The Automotive Aftermarket Industry Association defines a specialty tool as “tools designed specifically for motor vehicle service repair (e.g., oil filter wrenches, torque sockets, micrometers).” That describes most of the items on your truck. To narrow it a bit, let’s focus on specialty tools as tools for specific jobs.
In my mind, there are two groups of specialty tools: job-specific tools and brand-specific tools. A job-specific tool is something like an O2 sensor wrench that works on various makes and models. A brand-specific tool is more like a Sprinter fan clutch wrench that’s pretty much exclusively for a specific job on a specific brand.
Selling both groups can be profitable, but with make/model specific tools especially, timing is everything. When you’re calling on a tech, if he has a Sprinter in his bay and you have a fan clutch wrench in stock, it’s an easier sale than trying to sell him one out of the blue. So it pays to ask your customer what he’s working on that day. You may have just the tool in stock to make his day!
And once you sell that tool, be sure to order a replacement right away.
Q: With all the specialty tools on the market, I’m not sure selling a dozen or so a week really adds to my bottom line, and I feel like some stuff just collects dust. If I really should carry them, how do I know which ones to inventory?
A: Get your customer out of a jam and you’ll earn their loyalty and more purchases.
“He who solves my problem earns my trust,” says Rau.

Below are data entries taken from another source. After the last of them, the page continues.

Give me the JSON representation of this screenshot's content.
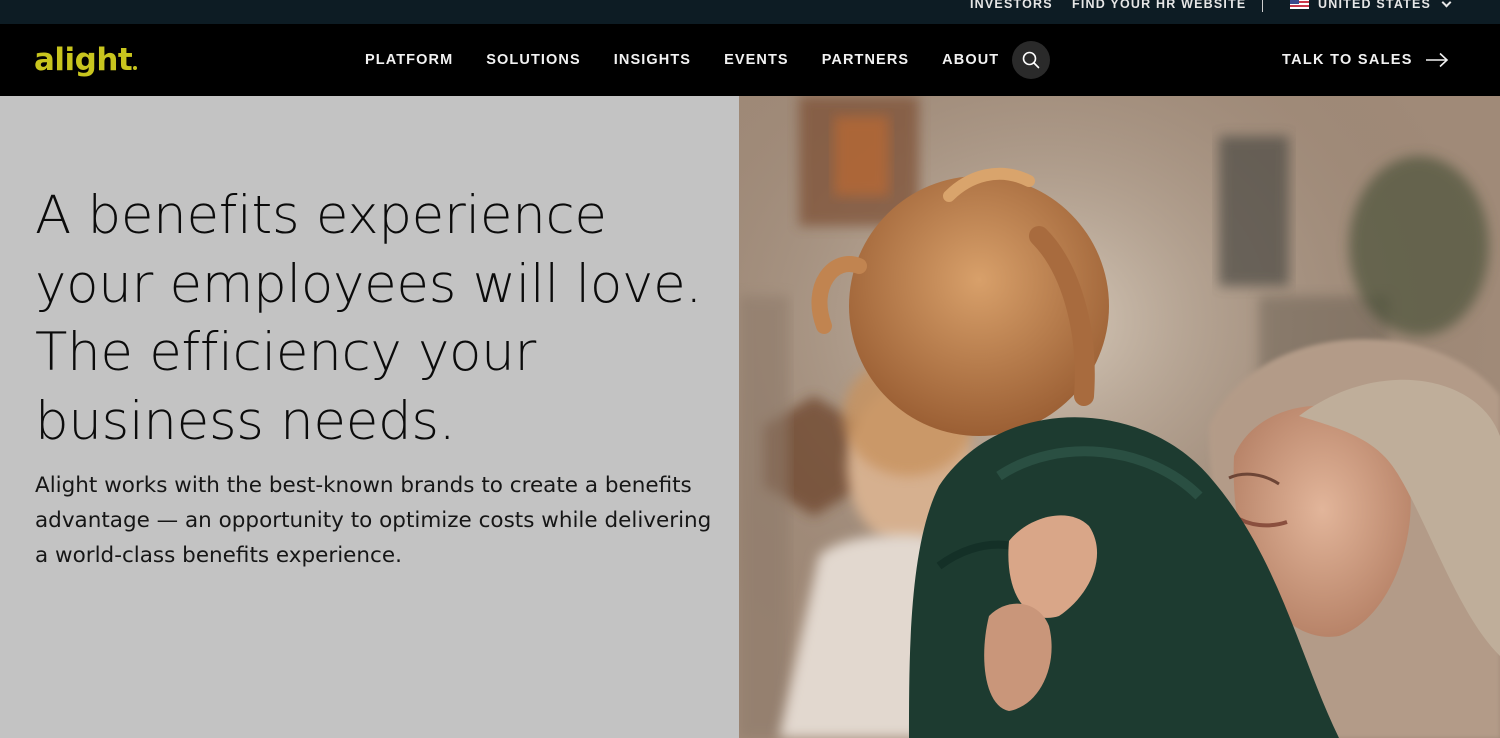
{
  "utility": {
    "investors": "INVESTORS",
    "find_hr": "FIND YOUR HR WEBSITE",
    "country": "UNITED STATES"
  },
  "nav": {
    "logo_text": "alight",
    "items": [
      {
        "label": "PLATFORM"
      },
      {
        "label": "SOLUTIONS"
      },
      {
        "label": "INSIGHTS"
      },
      {
        "label": "EVENTS"
      },
      {
        "label": "PARTNERS"
      },
      {
        "label": "ABOUT"
      }
    ],
    "cta": "TALK TO SALES"
  },
  "hero": {
    "title": "A benefits experience your employees will love. The efficiency your business needs.",
    "subtitle": "Alight works with the best-known brands to create a benefits advantage — an opportunity to optimize costs while delivering a world-class benefits experience."
  },
  "colors": {
    "brand_yellow": "#c8c51e",
    "nav_bg": "#000000",
    "utility_bg": "#0d1c24",
    "hero_bg": "#c3c3c3"
  }
}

He points out that once you sell a tech a good specialty tool, you become the “go-to guy” for problem-solving and time-saving tools.

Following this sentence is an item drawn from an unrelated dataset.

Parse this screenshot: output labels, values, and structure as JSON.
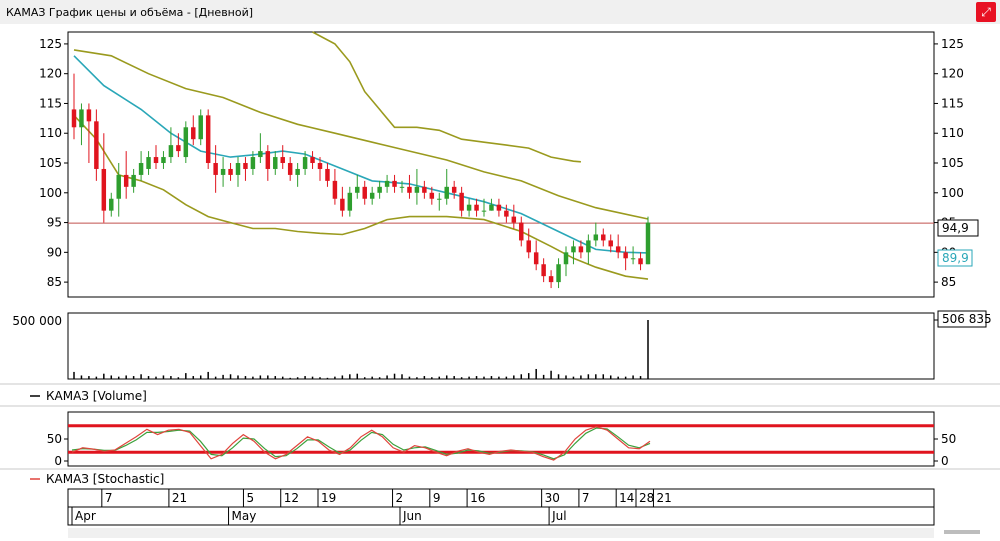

“But you’ve got to know it to sell it. You’ve got to have it to show it. And you’ve got to show it to sell it,” points out Rau. To sell specialty tools, you’ve got to show specialty tools.
“It’s not just about showing what’s new and frivolous, it’s about what’s new and purposeful,” says Rau. To show what’s new, you need to know what’s new. And to sell what works, you need to know what works. Like anything in this business, it’s all about keeping in the know.
To keep a pulse on what’s available and to know what to stock, you should follow your flag and WD’s tool alerts and, as much as possible, attend their shows. Tool shows aren’t just about meeting the manufacturers and seeing new stuff; it’s also about talking to other dealers from across the country and seeing what is selling for them.
The Medco Show, Sept. 27 and 28 in Philadelphia (www.medcocorp.com/show), will let you meet other dealers and see all the latest and greatest tools on the market, including specialty tools. As the self-proclaimed “largest combined PBE and tool and equipment wholesaler in the automotive aftermarket” in North America, Medco carries a broad line of general and specialty tools that you can sell to general, heavy duty and collision repair shops.
Q: I don’t sell as many specialty tools as other dealers I know. What could I be doing wrong?
A: Good questions are often the key to closing more sales. So, I suggest you try asking more probing questions and see if that helps. Here is a quick list of questions to toss out to get a good feel for things:
- What job is in your bay right now?
- What are the hardest jobs you get? Are there tools to make those jobs easier?
- What are the most popular makes and models you’re servicing?
- Do you have any specialty tools you really like and would recommend to others?
Knowing the popular and tough jobs your customers are getting will help you keep your eyes and ears open so you can sell the right tool for the job. If your customer doesn’t know what tool may make a particular job easier, ask other techs on your route for advice.
Knowing the popular makes and models on your route will keep you thinking when you see a new make- or model-specific tool. If you don’t see a lot of BMWs in your area, maybe you don’t need to inventory a BMW injector puller. Not that you don’t try to sell one, you just special order it.
And nothing beats a recommendation on a great tool from one tech to help you sell another!